Houston firefighters will push for a proposed charter amendment requiring binding arbitration rather than litigation in contract disputes with the city of Houston, the fire union announced on Wednesday.
The union is asking for 20,000 signatures by June, which it would then submit to the city to put the measure on the ballot in November. Union President Marty Lancton said about 5,000 people have already signed.
“We know that this is not a partisan issue,” Lancton said. “This is a good sense, common sense solution. We hope and we ask for the support of the citizens.”
It’s part of an ongoing pay dispute between the city and the Houston Professional Fire Fighters’ Association, and comes as Mayor Sylvester Turner finalizes what he called a pay raise in the city's upcoming budget.

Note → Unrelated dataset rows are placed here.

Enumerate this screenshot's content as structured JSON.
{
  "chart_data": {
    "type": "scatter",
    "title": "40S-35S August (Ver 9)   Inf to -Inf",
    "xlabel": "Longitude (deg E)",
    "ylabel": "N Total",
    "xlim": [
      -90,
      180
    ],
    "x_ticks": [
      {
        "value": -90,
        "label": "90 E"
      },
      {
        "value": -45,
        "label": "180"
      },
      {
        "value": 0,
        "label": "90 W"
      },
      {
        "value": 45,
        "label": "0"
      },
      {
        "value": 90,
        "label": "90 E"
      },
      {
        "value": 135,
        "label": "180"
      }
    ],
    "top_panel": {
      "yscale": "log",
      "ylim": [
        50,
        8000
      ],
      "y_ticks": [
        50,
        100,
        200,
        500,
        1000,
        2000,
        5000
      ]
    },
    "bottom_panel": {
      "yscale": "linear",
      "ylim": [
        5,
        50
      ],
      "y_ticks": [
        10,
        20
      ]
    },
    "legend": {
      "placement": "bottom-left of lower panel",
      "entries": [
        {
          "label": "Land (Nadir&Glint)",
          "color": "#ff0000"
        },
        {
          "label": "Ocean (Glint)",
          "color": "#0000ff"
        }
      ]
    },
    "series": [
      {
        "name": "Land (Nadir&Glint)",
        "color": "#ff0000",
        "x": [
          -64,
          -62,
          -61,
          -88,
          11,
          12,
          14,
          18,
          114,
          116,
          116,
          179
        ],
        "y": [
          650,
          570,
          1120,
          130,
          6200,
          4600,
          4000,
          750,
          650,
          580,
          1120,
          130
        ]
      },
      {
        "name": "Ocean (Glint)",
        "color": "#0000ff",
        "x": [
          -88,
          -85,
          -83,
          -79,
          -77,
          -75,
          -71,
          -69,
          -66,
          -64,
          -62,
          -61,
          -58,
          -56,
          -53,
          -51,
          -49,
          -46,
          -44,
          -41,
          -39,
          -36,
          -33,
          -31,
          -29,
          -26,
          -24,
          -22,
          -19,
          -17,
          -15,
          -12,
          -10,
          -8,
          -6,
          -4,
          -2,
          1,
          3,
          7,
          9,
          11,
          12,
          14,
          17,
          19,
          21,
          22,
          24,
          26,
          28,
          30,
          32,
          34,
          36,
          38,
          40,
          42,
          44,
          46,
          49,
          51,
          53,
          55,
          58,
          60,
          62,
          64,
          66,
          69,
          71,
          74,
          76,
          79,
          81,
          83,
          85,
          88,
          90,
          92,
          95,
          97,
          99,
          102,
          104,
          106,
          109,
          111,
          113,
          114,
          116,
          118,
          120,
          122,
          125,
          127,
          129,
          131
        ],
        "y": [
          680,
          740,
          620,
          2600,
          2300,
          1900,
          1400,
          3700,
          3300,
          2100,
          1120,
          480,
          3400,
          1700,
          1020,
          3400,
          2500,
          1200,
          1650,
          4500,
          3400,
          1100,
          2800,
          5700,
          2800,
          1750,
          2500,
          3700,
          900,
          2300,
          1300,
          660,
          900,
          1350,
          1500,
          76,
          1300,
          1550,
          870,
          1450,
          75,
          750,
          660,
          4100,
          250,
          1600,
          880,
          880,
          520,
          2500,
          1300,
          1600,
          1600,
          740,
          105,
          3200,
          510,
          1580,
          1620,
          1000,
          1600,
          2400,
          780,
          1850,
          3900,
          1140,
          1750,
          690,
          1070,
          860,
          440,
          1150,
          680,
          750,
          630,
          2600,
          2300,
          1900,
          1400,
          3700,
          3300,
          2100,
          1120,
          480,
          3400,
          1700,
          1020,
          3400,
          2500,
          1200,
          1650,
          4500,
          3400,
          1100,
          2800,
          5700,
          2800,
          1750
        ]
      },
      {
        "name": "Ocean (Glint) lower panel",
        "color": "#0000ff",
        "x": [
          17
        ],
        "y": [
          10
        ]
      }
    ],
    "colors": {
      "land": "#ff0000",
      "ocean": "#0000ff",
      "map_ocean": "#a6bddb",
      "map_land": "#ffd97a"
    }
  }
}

But even that framing has been disputed on both sides: Turner, who promised an 18% pay raise over three years, could only guarantee one year in the budget, and the raise is set to be paid for by more than $600 million in federal funds. The union, meanwhile, has held that the mayor's offer is a temporary “bonus” — not a raise — because it involves temporary COVID-19 relief funding.
Lancton has argued that any raise must come from collective bargaining.
“The only way to bind the city, and to take care of the firefighters is to do it through a collective bargaining contract,” Lancton said Wednesday. “The mayor knows this. He’s a Harvard-trained attorney.”
In a statement, Turner called the raise in the budget "the first step in implementing" the three-year, 18% raise.
“Binding arbitration is not in the taxpayers’ best interest because it would put someone who is not elected or accountable to voters in charge of making decisions about employee salaries and benefits,” Turner said. “Instead, the city is ready to negotiate with the firefighters’ union through the regular course of business, which is collective bargaining.”
The union and the city are currently in a legal fight over the outstanding contract. In 2018, voters passed Proposition B, a charter amendment that required pay parity between Houston police and firefighters. That amendment was later challenged by the city and the police union, and a state district judge ruled in May 2019 that the proposition was "unconstitutional and void in its entirety."
Since then, the city and the firefighters union have tried and failed to negotiate in mediation, and Mayor Sylvester Turner has fought the union in court for four years. Most recently, the city argued that the union did not previously bargain in good faith, and that parts of the Fire and Police Employee Relations Act — a state law that regulates the collective bargaining rights of municipal unions — were unconstitutional.
Both of those arguments were rejected by a state appellate court.
“I think that you need to look at the track record,” Lancton said. “The city consistently wastes taxpayer funds by fighting in court. And we continually tell people the truth, and it takes this long, and this much taxpayer funds in order to get to the truth that we knew about three years ago.”
A bill in the Texas Legislature that would have similarly required the city to resolve contract disputes through arbitration failed this session. One of the bill’s author’s — state Rep. Mary Ann Perez, D-Houston — spoke at the union’s announcement Wednesday, and called the mayor’s offer a “stipend” that comes from the federal government, not the city.
“Litigation has been a major waste of taxpayer money, and we need arbitration to resolve not just salary disputes, but other issues like workplace safety benefits,” Perez said.